Todos seremos Dorothy um dia

Quando ele vem, eu me sinto uma estranha na minha própria casa. Permanecer na sala me parece uma profanação. Nunca fui uma criança ou adolescente que utilizava o quarto como esconderijo, mas agora estou experimentando. Com “agora”, quero dizer exatamente neste momento. E só. Porque o meu lugar para me esconder é em mim mesma, na minha mente e nessas palavras que eu ouso escrever.

Dizem que tem dia que em nosso peito chove uma tempestade. Em outros, raia o sol. Em mim geralmente ocorre o casamento da raposa, como dizia meu bisavô, chove enquanto faz sol.
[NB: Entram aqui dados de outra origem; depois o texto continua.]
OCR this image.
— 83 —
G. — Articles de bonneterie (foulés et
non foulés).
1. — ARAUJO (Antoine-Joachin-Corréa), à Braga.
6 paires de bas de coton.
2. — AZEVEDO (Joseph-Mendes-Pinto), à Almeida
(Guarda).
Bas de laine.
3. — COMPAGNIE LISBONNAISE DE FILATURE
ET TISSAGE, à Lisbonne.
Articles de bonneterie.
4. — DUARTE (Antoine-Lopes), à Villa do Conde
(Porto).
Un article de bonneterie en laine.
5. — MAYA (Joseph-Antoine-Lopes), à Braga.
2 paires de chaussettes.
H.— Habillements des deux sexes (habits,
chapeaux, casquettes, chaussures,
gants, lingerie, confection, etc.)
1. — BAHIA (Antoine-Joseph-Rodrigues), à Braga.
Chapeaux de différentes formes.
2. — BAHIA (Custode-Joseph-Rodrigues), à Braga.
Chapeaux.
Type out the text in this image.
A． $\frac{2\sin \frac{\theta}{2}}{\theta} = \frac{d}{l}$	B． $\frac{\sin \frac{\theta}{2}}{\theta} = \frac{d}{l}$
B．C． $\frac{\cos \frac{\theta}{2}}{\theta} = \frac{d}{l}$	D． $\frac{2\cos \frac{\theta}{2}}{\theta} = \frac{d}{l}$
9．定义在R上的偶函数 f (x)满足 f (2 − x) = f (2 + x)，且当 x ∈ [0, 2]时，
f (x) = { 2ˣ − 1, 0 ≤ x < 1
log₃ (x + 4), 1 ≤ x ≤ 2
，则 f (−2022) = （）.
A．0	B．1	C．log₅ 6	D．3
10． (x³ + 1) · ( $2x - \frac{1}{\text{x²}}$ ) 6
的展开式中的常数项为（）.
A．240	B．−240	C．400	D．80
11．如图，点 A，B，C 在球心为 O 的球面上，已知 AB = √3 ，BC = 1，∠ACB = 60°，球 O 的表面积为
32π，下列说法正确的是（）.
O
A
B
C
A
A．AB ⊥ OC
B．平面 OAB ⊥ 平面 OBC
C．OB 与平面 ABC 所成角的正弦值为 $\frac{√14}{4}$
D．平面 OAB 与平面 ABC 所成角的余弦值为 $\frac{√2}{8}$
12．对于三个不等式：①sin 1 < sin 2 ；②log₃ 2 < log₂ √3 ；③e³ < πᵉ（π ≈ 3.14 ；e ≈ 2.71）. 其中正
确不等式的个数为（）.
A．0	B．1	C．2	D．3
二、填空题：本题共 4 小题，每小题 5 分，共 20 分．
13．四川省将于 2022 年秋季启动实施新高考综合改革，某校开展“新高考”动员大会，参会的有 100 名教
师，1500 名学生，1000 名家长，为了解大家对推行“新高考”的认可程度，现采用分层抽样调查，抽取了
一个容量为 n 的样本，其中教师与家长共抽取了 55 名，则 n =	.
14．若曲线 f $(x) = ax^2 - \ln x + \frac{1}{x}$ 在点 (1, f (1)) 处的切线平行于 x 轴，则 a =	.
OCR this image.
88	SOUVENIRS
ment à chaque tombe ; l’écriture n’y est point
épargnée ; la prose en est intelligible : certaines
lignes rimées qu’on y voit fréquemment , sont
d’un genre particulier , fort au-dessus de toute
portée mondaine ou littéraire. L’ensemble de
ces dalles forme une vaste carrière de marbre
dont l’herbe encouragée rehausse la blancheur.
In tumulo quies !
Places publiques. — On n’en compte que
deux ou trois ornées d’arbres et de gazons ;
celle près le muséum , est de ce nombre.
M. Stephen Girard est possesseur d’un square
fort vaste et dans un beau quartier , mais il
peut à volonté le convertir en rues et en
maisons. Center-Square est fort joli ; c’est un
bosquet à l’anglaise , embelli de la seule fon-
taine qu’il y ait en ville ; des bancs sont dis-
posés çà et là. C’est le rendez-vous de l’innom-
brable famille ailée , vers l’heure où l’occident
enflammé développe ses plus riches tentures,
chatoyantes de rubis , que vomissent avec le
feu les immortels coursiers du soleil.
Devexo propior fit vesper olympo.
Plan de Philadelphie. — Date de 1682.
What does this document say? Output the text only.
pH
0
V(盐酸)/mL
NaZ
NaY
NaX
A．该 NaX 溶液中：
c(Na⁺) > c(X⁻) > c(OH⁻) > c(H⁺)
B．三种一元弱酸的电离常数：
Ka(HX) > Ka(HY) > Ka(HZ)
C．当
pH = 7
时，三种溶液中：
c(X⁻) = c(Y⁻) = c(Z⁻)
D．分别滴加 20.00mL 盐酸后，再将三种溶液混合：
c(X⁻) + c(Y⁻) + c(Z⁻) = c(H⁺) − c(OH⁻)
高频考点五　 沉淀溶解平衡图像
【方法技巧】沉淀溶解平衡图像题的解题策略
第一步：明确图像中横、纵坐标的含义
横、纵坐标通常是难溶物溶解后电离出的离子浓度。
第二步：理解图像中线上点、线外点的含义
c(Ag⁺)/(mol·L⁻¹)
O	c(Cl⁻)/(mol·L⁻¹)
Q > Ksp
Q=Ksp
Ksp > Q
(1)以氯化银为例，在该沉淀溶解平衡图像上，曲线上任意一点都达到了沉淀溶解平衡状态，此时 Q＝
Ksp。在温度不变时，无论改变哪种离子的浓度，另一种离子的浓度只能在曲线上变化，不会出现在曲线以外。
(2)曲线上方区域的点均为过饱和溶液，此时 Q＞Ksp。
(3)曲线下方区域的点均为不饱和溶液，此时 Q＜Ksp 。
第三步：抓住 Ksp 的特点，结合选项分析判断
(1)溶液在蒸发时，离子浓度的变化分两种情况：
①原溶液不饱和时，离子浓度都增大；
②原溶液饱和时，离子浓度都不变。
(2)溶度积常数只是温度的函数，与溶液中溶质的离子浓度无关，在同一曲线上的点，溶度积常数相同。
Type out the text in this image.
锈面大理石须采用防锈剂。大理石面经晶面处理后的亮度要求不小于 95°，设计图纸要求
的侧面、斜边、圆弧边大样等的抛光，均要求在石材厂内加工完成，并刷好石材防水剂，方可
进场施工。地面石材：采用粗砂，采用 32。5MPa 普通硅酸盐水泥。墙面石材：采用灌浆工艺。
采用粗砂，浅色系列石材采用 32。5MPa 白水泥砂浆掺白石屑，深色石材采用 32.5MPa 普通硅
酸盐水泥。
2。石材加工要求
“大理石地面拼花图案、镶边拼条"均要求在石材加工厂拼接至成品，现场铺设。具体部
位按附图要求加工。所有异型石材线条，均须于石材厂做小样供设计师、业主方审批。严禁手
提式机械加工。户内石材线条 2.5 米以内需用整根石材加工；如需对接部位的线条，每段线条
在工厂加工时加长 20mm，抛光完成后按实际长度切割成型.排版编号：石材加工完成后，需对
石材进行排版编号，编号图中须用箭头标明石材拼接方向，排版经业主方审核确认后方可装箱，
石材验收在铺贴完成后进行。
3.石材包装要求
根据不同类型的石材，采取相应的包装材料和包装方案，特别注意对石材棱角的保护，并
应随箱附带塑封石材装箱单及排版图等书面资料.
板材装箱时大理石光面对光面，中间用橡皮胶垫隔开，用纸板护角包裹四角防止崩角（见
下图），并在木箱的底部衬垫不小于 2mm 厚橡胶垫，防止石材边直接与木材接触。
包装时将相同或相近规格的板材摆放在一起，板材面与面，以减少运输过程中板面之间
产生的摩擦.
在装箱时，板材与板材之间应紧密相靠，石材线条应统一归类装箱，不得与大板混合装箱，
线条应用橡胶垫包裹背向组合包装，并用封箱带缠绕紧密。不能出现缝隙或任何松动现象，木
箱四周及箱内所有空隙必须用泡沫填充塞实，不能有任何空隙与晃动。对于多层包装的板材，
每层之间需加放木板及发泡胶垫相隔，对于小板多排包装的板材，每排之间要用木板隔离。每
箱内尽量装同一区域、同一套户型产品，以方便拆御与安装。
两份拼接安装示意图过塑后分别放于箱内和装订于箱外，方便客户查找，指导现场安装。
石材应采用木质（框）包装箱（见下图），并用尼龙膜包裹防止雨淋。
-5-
Hoje, especialmente, não presenciei casamento algum. Só sou de lamentos, de retalhos, sou completa de vazios dentro dessa infinitude que é saber pensar. Se é que sabemos. Pensamos infinito, somos mortais. Que paradoxo. Como eu odeio lembrar que a morte existe. Porque dela ninguém escapa, nem mesmo quem eu amo tanto. Que pensamento pequeno, egoísta, ingênuo. E daí que eu amo alguém, não é mesmo? Se é que eu sei amar. Eu espero que eu saiba. Eu espero que essa dor que eu sinto seja amor. Não me importaria com a minha morte se tivesse a garantia do fim. Acabou. Sem sofrimento, sem consciência, sem alma. Simplesmente desaparecer. Mas a minha mãe espírita me faz pensar que o fim não existe. Que raiva. Que vontade de ser um beija-flor que vejo na casa de minha bisavó, Júlia, tão lindinho ali na sua função. Parte da natureza e pronto. Eu sou parte da natureza, mas não tenho um ponto final, uma função única para enfim morrer. Não tenho. Não temos. Que vontade de ser qualquer coisa. Um maracujá do quintal dela. Um fruto fatal, eu diria. Está quebrando todas as telhas, melhor do que cabeças. Mas se um maracujá caísse na minha cabeça eu não morreria, de que adianta cair? Pra contar história. Eu sei. Eu sei também que pessoas como eu sofrem mais. São mais tristes. E algumas soam poéticas, o que é bonito de se ver. Ou ler. Até acontecer alguma tragédia, como é de costume. Claro que não estou fazendo comparações, de fato. Sei que esse fardo eu carrego sozinha. Mas em busca de transformá-lo em sonho. Eu sou só sonhos também. Não apenas lamentos. Sou muitas. E mesmo assim tenho a pouca vergonha de, quase sempre, me perguntar:” e quem sou eu?”. Digo que ainda estou me decidindo.

Ando cheia de insignificâncias na mente. Queria ter borboletas no estômago. Sair pra encontrar alguém e pensar que estou apaixonada. Mas não. O tanto que nego, não sei dar desculpas. São irmãos, primos, amigos. É difícil. Mas se eu não recebesse convites, diria que é difícil também. Tudo é ruim. A gente que tenta melhorar. Acho que isso é a vida.

Sobre o amor. Ah, sobre o amor…

Eu não sei o que fazer com ele. Espero que ele faça comigo. Meu corpo é livre, só precisa arrombar a porta do cérebro pro recado ser dado. Depois, espero finalmente poder dizer que eu tenho a impressão de que não estamos mais no Kansas, como Dorothy fala pro seu Toto. De quebra, espero ter perdido o meu medo de cachorro até lá para poder ser mais fiel ao clássico. Ou talvez eu conte numa crônica mesmo. Pra ser mais fiel a mim.